Rooms for business or project meetings are available upon request as well.
*Scope and Goals*
Workshops and tutorials at SEMANTiCS 2025 allow your organization or
project to advance and promote your topics and gain increased visibility.
The workshops and tutorials will be announced on the SEMANTiCS website, and
they will be seen by all participants. SEMANTiCS 2025 workshops and
tutorials can be incubators for industrial and scientific communities that
form and share a particular research and development agenda, and they will
provide a forum for presenting contributions and findings to a diverse and
knowledgeable community. Furthermore, the event can be used as a
dissemination activity in the scope of large research projects or as a
closed format for research/commercial project consortia meetings.
*Proceedings*
Workshop papers will be published in the SEMANTiCS side event proceedings
through CEUR. Side events proceedings will include posters & demos and
contributions from workshops.
*Setup and Requirements*
SEMANTiCS 2025 workshops and tutorials may be either half or full-day long.

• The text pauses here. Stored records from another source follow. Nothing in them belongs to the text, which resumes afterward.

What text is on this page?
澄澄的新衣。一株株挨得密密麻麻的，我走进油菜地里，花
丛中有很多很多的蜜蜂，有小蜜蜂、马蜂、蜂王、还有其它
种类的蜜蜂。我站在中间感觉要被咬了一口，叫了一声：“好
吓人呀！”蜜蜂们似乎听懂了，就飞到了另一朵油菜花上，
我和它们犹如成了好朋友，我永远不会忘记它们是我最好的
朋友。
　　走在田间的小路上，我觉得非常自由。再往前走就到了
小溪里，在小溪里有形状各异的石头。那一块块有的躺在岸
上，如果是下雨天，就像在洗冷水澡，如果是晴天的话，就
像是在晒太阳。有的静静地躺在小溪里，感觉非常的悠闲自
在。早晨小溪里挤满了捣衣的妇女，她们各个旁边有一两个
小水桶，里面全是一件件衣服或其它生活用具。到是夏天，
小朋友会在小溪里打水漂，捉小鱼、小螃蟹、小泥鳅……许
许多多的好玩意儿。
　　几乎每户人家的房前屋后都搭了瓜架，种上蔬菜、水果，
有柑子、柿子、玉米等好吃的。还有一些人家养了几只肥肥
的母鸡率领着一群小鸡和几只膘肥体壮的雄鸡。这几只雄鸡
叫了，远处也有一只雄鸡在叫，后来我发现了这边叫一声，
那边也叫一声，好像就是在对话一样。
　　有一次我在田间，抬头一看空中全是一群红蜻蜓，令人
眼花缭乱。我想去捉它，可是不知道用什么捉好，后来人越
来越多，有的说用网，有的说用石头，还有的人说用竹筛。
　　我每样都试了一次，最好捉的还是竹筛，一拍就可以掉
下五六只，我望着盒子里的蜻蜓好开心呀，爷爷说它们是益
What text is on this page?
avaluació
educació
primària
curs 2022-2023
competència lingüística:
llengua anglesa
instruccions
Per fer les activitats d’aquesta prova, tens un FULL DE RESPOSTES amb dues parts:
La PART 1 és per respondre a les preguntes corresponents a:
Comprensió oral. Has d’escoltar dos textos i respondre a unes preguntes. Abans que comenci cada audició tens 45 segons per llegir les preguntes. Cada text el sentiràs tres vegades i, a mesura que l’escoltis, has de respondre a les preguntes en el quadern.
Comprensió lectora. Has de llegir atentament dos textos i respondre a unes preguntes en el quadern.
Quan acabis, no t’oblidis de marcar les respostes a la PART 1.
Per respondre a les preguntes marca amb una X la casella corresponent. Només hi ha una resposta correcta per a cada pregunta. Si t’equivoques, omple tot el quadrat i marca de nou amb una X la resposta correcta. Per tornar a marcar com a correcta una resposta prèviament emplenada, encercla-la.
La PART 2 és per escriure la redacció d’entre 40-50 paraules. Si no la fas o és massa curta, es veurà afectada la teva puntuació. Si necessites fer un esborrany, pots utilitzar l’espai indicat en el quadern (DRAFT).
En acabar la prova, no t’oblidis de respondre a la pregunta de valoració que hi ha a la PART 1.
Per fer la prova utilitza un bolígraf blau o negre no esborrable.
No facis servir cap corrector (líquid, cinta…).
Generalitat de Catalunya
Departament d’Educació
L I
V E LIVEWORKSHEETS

Workshops and tutorials take place on the days before and/or after the main
SEMANTiCS 2025 EU conference (03th of September 2025). Further details will
be communicated in due time.
Organizers of workshops and tutorials will be granted three free tickets
(only for the workshop & tutorial day) for organization purposes or
keynotes. Participants of workshops and tutorials will only be charged a
reduced fee to cover the basic costs. Workshop and tutorial proposals must
include the following information:
-
outline of the *themes and goals of the event*, including a title and a
brief abstract (less than 200 words) intended for the SEMANTiCS 2025
website.
-
a statement addressing why the event is important, *why the event is
timely*, and how it is relevant to SEMANTiCS 2025 and the field of
Semantic Web. For the tutorials, why the presenters are qualified for a
high-quality introduction to the topic.
-
*related workshops and conferences*, i.e., specifying if this is a
continuation of a workshop series or a new workshop. Please provide
information about past versions (in any) and other related workshops
(including URLs and submission/acceptance counts, if available).
-
a statement addressing the *quality assurance criteria* that will be
used by the event organizers to select the papers for the workshops and the
presenters for the tutorials (e.g., peer review or review/evaluation by
event organizers). If a peer review process is chosen as a quality
assurance criterion for the workshops, the organizers will be responsible
for their own reviewing process. Workshop organizers will be responsible
also for their own publicity (e.g., website, timelines and call for papers)
and proceedings production.
-
*structure of the event* and plans for generating and stimulating
discussion; how will the interaction be organized in case of a hybrid event.
-
expected *number of event participants* and (in case of previously held
events) number of registered attendees and website for previous editions of
the event
-
a *description* of the intended audience and the expected learning
*outcomes.*
-
desired *prerequisite* knowledge of the audience.
-
proposed *duration of the event* (i.e., half or full day), different
sessions if applicable (final time slot will be assigned in accordance with
the SEMANTiCS program).
-
any *equipment*, room capacity, or other logistic constraints.
-
full *contact information* of all organizers of the event and main
contact person; a brief description of each *organizer's background*,
including relevant past experience in organizing events.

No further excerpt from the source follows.